Ram Avrahami

Ram Avrahami
1001 N Randolph St.
Arlington, VA 22201
Tel: 703-908-9125
Fax: 703-908-0186
avrahami@ragis.com

26 March 1999

Secretary
Federal Trade Commission
Room H-159
600 Pennsylvania Avenue, N.W.
Washington, D.C. 20580

US Perspectives on Consumer Protection in the Global Marketplace - Comment, P994312

This document presents the comments of Ram Avrahami to the FTC notice requesting for public comments for the Workshop on US Perspectives on Consumer Protection in the Global Marketplace, scheduled to take place in June 1999. The comments focus on one suggestion.

Recommendation:

Individuals and companies desiring to conduct business from the USA through the Internet would be required by US law to notify a central public registry that their domain conducts a business and the valid physical US address of the business.

Rationale:

Connecting a virtual location to a physical one is essential in preventing and combating fraud and is very important in building consumer confidence to conduct business with a web site. Self regulatory efforts are slow and too expensive for most small businesses, while contributing almost nothing against fraud. A minimal and inexpensive registration is a low burden for legitimate businesses and is in line with current registration requirements. An American registration over business conducted from the US will provide an example for other countries and a natural framework for international cooperation.

Arguments:

1) The US can not enforce its guidelines on other countries, nor can they enforce their laws in the US. A stable long term solution will evolve when most countries will enact similar laws and will cooperate on cross border disputes. A natural example is police cooperation on issues of crime. While the criminal code is different in every country, they are similar in principle (murders, theft and most major crimes are illegal everywhere) and enable cooperation in almost all cases. Hence, the safest course of action is to first find a reasonable framework to deal with American companies and individuals by American law, that makes it easy to cooperate with other countries.
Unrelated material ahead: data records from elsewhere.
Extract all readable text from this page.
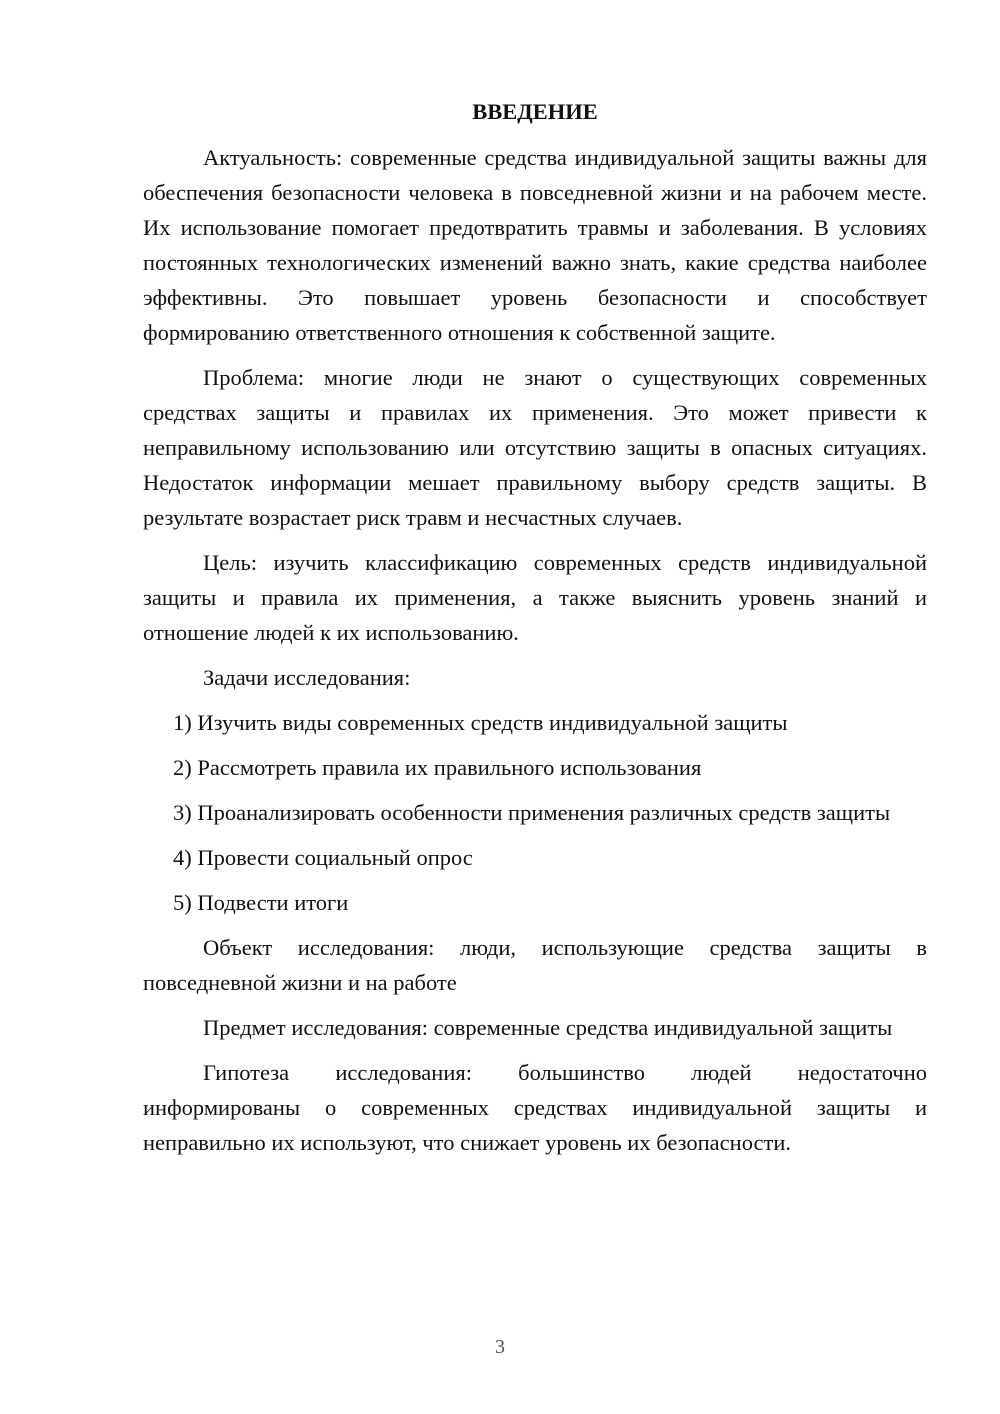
ВВЕДЕНИЕ

Актуальность: современные средства индивидуальной защиты важны для обеспечения безопасности человека в повседневной жизни и на рабочем месте. Их использование помогает предотвратить травмы и заболевания. В условиях постоянных технологических изменений важно знать, какие средства наиболее эффективны. Это повышает уровень безопасности и способствует формированию ответственного отношения к собственной защите.

Проблема: многие люди не знают о существующих современных средствах защиты и правилах их применения. Это может привести к неправильному использованию или отсутствию защиты в опасных ситуациях. Недостаток информации мешает правильному выбору средств защиты. В результате возрастает риск травм и несчастных случаев.

Цель: изучить классификацию современных средств индивидуальной защиты и правила их применения, а также выяснить уровень знаний и отношение людей к их использованию.

Задачи исследования:

1) Изучить виды современных средств индивидуальной защиты

2) Рассмотреть правила их правильного использования

3) Проанализировать особенности применения различных средств защиты

4) Провести социальный опрос

5) Подвести итоги

Объект исследования: люди, использующие средства защиты в повседневной жизни и на работе

Предмет исследования: современные средства индивидуальной защиты

Гипотеза исследования: большинство людей недостаточно информированы о современных средствах индивидуальной защиты и неправильно их используют, что снижает уровень их безопасности.

3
2) As the shopping channel moves from retail shops to direct mailers to telemarketers to internet merchants, it becomes increasingly more difficult for consumers to assess the validity of the merchant. The reason is that it becomes increasingly cheaper for merchants (and imposters) to provide the same quality of service as large corporations. Hence, the major issue in electronic commerce is the authentication of the merchant.
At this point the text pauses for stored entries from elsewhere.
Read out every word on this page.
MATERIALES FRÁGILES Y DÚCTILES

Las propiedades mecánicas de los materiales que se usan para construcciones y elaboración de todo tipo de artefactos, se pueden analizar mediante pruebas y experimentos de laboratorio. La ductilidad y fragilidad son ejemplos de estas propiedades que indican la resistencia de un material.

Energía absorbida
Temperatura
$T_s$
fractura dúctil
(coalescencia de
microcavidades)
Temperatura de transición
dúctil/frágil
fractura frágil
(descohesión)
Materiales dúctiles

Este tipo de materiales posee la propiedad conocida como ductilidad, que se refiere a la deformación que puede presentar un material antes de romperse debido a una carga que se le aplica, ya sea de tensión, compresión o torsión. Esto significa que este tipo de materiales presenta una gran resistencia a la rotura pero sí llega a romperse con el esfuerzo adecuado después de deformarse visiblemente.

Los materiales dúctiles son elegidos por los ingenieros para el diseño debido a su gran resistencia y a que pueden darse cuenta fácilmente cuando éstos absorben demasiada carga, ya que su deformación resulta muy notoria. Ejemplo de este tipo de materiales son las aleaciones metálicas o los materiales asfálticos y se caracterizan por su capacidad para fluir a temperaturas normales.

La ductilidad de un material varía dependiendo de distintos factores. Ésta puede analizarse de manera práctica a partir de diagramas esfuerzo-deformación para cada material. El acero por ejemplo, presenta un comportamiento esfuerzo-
3) On the other hand, there is no more need to authenticate the consumer beyond the credit card number and expiration, a system that is already used in telephone, mail and fax transactions. If the number of valid credit cards becomes too large, it is possible to simply add another four digits to the cards and reduce the chance of fraud by a factor of 10,000.

4) Currently, web sites can send any information to consumers, whether it is correct or not. They can imitate to have any product, name or locale with no simple way to disprove it. However, whenever consumers approach a web site by themselves (i.e. not via supplied link), they do confidently know the internet address of the site that they approached. Furthermore, that address is unique and represents a computer that has been verifiably connected to the Internet. Thus, the best verification method will allow consumers to find the identity of the operators of a web site according to its domain name.

5) Self regulatory efforts, like TrustE and BBBonline and Online Privacy Alliance, have barely penetrated the universe of web sites who conduct commerce through the Internet in their two years of existence. Registration with these bodies is also expensive for most small businesses, as it requires auditing of the web site. This barrier will prevent the expansion of these programs beyond the large and established businesses. Worse, it will not prevent fraudulent activity, as those sites will likely copy program insignia without permission. Government registration is much cheaper, faster and more effective, as registration is done under the penalty of perjury.

6) The natural place to place such registration is with InterNIC, which already has the database of all domains and mechanism to publish the records (whois). If this location is not feasible, perhaps due to decision to privatize the InterNIC registry, the FTC should manage the registration database, while private Internet initiatives will help with efficient dissemination of the information.

I believe that you will find this solution very helpful in clearing the Internet from fraud and helping to establish confidence in electronic commerce, starting from the US and spreading to other countries. I would be happy to expand on this method or other issues as necessary.

Sincerely,

Ram Avrahami

Appendix - Ram Avrahami has been active in consumer protection and the Internet for several years. He has appeared in front of the FTC and the Department of Commerce in 1997 and 1998 and has been an active member of the ad-hoc task force investigating Unsolicited Commercial Email in 1998. He has an undergraduate degree in computers and a graduate degree in business. He is director of The NAMED, a non-profit consumer privacy protection organization.